It’s a developmental path followed by many defenders at the top level, to have started in a more attacking position before moving closer to their own goal as they progress.
Patrice Evra and Ashley Cole, for example, the two outstanding Premier League left-backs of their generation, both began their footballing lives as strikers, before switching to the wing and then moving into a deeper remit.
At Crystal Palace’s prolific academy, they certainly know how to identify and mould talented youngsters, so the decision of the club’s youth coaches to reimagine Aaron Wan-Bissaka as a right-back, having previously been a centre-forward, was bound to have its base in sound reason.

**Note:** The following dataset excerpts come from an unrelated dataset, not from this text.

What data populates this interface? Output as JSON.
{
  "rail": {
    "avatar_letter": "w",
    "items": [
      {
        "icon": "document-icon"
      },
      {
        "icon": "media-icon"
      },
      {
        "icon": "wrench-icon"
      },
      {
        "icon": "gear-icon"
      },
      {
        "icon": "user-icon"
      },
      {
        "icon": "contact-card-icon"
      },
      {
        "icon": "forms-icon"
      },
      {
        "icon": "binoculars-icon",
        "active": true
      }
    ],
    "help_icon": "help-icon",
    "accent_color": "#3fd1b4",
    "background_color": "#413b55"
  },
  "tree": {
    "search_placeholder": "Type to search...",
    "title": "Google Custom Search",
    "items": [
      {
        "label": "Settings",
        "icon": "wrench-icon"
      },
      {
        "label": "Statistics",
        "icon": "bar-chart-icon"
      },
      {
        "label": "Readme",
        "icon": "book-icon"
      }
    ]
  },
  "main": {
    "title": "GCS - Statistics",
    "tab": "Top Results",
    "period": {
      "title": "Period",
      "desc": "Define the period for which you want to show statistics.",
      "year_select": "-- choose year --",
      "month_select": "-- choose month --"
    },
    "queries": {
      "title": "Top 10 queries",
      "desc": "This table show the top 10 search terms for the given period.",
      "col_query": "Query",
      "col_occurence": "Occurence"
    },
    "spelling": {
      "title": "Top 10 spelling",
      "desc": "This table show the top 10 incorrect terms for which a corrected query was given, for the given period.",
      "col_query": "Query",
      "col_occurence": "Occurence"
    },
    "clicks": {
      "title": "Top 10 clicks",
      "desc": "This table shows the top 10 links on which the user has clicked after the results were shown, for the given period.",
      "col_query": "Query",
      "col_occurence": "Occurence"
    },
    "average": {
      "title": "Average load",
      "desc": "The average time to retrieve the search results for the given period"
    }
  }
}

“It was always something you thought about with Aaron, because he was so disciplined defensively,” said Richard Shaw, coach of Palace’s under-23 side, speaking to Sky Sports.

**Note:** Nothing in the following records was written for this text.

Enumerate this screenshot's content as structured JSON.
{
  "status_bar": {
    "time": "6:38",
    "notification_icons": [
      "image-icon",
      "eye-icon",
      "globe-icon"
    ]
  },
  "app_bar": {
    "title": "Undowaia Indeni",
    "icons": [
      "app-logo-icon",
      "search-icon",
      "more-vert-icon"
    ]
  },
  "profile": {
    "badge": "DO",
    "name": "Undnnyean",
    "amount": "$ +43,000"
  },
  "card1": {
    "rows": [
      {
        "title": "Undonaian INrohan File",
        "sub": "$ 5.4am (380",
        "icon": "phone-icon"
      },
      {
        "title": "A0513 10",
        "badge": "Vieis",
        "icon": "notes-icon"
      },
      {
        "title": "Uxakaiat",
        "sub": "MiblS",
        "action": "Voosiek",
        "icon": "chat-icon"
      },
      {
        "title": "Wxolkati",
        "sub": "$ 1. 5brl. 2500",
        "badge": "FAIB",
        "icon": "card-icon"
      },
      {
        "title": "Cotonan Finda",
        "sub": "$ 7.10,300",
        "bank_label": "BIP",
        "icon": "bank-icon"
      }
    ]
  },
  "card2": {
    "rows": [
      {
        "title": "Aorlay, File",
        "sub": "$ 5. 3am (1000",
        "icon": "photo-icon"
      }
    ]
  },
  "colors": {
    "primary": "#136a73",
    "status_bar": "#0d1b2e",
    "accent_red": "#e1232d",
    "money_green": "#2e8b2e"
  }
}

“I coached him initially at under-16 level and then had him again at under-23s and he had a defensive mindset. He also had these long legs and made good recovery runs, so the ability to make the change was there.”
Now a regular starter in the Selhurst Park first team, with the only Premier League game he has missed this term coming by virtue of a suspension for a red card against Liverpool, Bissaka’s rapid assimilation to his defensive role has seen him become one of the hottest defensive prospects in Europe.
Breaking into the Palace senior side toward the tail end of last season, an injury crisis meant Wan-Bissaka was given a baptism of fire, facing Tottenham Hotspur, Manchester United and Chelsea in his first three outings. Although results didn’t go the Eagles’ way, the young defender impressed.
So much so, in fact, he was named Palace’s Player of the Month for March of last term, his first full month as a first-team regular, and he picked up the same award again in August.
What is most remarkable about Wan-Bissaka’s performances this season has been just how competent he is in his out-of-possession duties, despite being a latecomer to the art of defending.
The youngster currently ranks third among Premier League full-backs for interceptions per 90 minutes (2.42) and first for tackles per 90 (4.46).
His newfound defensive acumen has not come at the expense of his dampening his attacking abilities either. When it comes to successful dribbles per 90, he is the Premier League’s top-ranked full-back (2.17), his average for forward passes (21.06) ranks him eighth, and he is 11th for big chances created per 90 (0.25).
This isn’t to suggest the Palace star is the finished product already, however, as evidenced by the fact his adventurousness in the final third sees him dispossessed 1.4 times per 90, a higher average than 92 per cent of his positional peers.
All the signs are pointing to an incredibly bright future for Wan-Bisakka, though. Palace continue to struggle this term, languishing in 15th position with six defeats from nine games. But the 20-year-old right-back has stood out again and again, putting in solid defensive displays against some of the division’s most-gifted attackers.
As England manager Gareth Southgate continues to employ a policy of giving chances to young players, it surely won’t be long before the Croydon-born under-21 international makes his senior Three Lions bow.
Indeed, players with less top-level experience than him have already made their breakthrough; it is only the presence of Kieran Trippier and Kyle Walker – two of England’s best players, both right-backs – that is likely to stand in his way going forward.
Just as colleague Wilfried Zaha‘s development in recent seasons has seen him become one of the most coveted players in the country, soon too will Wan-Bissaka’s name begin to appear on the wish lists of Europe’s biggest clubs.
Displaying a maturity of attitude which has been abundant on the pitch, though, the young defender remains focused intently on helping Palace improve. “We need to bounce back and take the positives from today into the games coming up,” he said after a 2-0 defeat to Everton on October 22.
“I’m enjoying it and my target is to play more games.”